Space technology can improve lives on Earth, seminar told
Space technology can improve people's quality of life and enable Thailand to achieve its sustainable development goals, space industry experts said on Thursday during the first day of a two-day seminar in Bangkok.
They made the comments during a debate at the "New Space Economy Thailand" seminar that began on Thursday and wraps up on Friday at the Sukosol hotel.
The seminar is being organised by the Geo-Informatics and Space Technology Development Agency (Gistda), the National Broadcasting and Telecommunications Commission, and the National Innovation Agency.

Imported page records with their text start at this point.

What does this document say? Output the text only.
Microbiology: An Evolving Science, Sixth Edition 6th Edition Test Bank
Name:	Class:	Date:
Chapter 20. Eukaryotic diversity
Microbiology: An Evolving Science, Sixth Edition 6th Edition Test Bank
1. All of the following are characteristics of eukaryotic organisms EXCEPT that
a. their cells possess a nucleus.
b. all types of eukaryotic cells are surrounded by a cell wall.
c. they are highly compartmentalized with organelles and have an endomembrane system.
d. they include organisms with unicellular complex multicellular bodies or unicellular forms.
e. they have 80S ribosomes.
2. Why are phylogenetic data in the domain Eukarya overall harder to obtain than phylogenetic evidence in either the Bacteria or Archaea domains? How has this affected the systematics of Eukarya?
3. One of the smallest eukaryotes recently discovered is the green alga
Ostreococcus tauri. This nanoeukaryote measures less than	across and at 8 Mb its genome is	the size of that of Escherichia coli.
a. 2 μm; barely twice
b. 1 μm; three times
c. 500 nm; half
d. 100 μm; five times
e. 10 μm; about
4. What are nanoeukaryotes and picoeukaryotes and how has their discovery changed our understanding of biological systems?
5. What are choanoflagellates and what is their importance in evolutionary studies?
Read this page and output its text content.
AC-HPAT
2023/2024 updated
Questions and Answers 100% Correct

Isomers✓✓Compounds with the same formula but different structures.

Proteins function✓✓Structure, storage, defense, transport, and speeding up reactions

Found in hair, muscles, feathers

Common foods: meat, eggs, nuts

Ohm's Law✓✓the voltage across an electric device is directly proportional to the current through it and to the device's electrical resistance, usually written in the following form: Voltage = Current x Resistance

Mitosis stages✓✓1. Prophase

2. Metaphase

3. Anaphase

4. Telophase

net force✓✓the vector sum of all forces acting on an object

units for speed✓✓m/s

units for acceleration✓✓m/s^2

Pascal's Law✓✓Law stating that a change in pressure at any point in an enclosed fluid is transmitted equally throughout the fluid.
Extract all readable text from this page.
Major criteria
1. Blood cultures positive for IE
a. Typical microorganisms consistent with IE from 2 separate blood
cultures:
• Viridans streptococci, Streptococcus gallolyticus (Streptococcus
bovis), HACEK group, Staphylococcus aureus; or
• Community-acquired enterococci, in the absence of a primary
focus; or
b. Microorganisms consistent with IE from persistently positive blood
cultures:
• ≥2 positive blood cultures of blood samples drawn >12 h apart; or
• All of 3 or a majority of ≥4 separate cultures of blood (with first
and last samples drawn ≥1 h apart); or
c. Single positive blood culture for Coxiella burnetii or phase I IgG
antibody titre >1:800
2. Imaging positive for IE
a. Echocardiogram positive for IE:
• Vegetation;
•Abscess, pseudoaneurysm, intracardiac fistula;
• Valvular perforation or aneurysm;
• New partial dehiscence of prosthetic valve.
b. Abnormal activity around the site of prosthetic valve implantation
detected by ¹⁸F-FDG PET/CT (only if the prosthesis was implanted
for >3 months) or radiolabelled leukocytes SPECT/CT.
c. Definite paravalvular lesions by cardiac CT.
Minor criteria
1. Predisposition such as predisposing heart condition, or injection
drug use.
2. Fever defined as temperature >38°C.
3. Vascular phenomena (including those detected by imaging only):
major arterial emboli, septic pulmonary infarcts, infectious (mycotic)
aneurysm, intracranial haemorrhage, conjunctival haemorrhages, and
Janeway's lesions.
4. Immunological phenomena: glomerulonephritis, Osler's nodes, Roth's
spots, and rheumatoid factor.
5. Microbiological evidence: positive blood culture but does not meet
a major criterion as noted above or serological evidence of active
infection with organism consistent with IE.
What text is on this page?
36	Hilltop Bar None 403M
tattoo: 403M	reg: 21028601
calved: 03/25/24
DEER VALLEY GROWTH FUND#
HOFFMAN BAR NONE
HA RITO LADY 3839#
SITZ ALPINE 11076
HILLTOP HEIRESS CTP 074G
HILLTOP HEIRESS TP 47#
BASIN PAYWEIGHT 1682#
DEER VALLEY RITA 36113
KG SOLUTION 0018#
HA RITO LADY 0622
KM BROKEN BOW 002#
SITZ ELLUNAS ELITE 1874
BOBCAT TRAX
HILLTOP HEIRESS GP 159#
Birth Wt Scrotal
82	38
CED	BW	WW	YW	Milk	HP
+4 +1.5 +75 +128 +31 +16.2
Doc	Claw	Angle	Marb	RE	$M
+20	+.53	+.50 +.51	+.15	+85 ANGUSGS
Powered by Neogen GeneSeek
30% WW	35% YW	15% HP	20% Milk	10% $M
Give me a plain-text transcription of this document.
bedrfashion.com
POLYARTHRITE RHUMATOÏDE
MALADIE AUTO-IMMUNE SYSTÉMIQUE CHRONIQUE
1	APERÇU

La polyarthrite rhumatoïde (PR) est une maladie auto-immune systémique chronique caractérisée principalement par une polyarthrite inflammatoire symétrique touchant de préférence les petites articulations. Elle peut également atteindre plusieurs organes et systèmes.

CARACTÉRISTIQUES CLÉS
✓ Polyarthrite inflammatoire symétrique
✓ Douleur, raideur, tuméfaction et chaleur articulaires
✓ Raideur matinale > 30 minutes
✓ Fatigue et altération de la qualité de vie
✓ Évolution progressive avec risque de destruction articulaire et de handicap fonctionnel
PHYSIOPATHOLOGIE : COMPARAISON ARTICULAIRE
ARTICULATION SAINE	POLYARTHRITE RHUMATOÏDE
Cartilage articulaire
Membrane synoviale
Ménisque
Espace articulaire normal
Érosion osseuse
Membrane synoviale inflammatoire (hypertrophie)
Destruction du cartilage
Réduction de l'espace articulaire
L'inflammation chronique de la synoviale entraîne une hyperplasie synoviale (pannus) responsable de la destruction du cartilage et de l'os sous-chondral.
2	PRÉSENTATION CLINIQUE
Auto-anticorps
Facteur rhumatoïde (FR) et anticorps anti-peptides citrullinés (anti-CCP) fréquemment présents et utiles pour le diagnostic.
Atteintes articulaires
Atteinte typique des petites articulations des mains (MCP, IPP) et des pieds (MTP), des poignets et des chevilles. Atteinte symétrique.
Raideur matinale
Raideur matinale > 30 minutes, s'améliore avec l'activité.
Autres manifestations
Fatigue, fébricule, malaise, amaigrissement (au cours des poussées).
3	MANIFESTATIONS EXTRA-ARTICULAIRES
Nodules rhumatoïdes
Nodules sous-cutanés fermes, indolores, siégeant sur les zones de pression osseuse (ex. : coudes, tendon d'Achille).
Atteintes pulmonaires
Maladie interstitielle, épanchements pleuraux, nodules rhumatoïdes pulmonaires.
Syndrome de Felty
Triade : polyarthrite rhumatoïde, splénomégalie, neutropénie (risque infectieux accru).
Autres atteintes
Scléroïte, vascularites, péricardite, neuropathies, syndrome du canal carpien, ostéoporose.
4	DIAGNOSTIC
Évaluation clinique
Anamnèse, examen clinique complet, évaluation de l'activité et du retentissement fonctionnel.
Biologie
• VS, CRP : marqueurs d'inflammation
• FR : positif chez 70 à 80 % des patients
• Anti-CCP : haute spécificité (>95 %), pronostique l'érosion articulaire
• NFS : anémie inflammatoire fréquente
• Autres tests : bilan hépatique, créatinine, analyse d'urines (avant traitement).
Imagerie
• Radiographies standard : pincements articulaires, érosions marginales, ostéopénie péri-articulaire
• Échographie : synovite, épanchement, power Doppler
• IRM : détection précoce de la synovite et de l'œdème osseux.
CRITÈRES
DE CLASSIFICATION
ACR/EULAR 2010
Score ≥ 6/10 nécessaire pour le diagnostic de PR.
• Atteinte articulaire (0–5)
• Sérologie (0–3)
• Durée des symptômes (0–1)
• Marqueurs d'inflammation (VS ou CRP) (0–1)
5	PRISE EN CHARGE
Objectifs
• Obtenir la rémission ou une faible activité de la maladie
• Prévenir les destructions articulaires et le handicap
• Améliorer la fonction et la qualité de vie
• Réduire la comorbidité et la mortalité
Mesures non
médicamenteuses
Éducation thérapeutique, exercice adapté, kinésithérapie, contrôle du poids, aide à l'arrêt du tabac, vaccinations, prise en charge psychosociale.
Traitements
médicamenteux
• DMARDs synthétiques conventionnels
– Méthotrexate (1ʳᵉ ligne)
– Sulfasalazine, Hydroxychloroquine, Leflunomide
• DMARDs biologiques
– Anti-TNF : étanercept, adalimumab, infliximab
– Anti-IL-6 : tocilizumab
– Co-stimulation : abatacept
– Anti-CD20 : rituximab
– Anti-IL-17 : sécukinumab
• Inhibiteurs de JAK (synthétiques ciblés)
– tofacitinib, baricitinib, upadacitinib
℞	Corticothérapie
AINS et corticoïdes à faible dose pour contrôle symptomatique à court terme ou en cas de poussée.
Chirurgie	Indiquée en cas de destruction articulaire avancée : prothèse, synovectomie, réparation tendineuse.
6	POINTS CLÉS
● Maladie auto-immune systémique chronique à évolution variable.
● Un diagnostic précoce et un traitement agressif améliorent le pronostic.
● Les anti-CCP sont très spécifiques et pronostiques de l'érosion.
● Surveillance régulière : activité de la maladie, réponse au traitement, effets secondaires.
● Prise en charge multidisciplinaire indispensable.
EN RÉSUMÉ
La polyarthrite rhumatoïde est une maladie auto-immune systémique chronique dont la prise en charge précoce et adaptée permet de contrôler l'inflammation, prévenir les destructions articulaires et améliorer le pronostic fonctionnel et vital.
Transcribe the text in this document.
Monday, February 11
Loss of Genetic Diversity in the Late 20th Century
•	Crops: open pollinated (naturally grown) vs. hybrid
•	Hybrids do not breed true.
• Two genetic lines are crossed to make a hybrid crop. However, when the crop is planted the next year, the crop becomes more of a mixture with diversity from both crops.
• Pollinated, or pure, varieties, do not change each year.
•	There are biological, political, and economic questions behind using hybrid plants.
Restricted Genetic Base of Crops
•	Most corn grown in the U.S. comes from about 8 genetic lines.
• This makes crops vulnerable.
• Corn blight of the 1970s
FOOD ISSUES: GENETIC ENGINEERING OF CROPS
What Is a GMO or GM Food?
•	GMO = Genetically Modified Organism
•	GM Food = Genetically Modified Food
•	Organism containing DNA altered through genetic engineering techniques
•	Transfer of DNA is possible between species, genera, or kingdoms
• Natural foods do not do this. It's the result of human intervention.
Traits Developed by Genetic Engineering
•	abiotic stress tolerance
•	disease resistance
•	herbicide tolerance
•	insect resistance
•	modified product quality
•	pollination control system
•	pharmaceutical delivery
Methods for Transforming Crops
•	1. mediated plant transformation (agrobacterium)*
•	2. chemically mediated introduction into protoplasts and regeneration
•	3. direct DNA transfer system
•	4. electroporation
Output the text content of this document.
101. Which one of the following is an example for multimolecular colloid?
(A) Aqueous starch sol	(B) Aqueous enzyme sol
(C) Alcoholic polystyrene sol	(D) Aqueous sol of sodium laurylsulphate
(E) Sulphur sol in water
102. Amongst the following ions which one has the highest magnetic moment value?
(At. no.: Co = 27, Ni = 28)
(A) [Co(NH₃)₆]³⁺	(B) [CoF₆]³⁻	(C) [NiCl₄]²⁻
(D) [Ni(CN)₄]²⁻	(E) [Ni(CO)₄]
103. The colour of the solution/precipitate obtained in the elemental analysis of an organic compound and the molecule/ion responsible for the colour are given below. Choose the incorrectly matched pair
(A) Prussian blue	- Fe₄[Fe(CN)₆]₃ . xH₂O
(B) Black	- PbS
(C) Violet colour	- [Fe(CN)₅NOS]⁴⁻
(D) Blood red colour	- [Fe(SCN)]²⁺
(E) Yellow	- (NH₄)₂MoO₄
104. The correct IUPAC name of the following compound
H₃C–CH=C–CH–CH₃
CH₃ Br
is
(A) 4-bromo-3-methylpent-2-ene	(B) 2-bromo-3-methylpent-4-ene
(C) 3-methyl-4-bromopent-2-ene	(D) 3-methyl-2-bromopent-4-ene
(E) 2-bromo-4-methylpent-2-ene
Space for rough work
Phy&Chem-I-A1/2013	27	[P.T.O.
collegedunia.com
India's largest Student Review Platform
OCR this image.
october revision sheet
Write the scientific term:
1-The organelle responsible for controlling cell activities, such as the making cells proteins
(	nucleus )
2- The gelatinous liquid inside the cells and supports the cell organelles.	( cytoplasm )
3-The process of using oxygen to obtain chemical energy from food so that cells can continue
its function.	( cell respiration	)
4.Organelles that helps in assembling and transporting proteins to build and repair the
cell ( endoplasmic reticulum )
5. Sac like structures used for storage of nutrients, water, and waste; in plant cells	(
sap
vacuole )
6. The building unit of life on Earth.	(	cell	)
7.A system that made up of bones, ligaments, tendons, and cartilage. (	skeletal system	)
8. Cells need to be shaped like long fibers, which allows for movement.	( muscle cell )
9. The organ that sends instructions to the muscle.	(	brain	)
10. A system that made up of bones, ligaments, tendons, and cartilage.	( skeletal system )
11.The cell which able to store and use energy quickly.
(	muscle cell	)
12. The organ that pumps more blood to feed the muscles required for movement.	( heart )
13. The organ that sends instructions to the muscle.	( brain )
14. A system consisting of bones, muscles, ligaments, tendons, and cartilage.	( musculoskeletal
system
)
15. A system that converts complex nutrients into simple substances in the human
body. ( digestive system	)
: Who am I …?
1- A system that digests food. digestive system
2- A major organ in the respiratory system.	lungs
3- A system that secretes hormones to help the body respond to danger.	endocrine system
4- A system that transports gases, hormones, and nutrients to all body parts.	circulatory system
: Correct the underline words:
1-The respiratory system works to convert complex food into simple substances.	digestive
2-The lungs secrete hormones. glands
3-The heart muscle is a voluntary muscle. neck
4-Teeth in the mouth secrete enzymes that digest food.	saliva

Phurit Pookayaporn, satellite lead of aerospace manufacturer mu Space Corporation, said satellite technology can help people deal with climate change, which is a part of Thailand's sustainable development goals.
"People can use satellites to observe how much greenhouse gas in the atmosphere," Phurit said, adding that they can be used in carbon-credit trading as well.
Sensors can also be attached to planes to measure the volume of greenhouse gasses, he added.
Developing the right materials for building satellites is also important to mitigate their impact on the environment. "We tried to make sure that when satellite solar cells burn up in the atmosphere they will not emit carbon dioxide," Phurit said.
Internet accessibility and applications will help improve people's quality of life and reduce social inequality, he said, adding that applications can help people to cope with disasters, such as flooding and PM2.5 air pollution.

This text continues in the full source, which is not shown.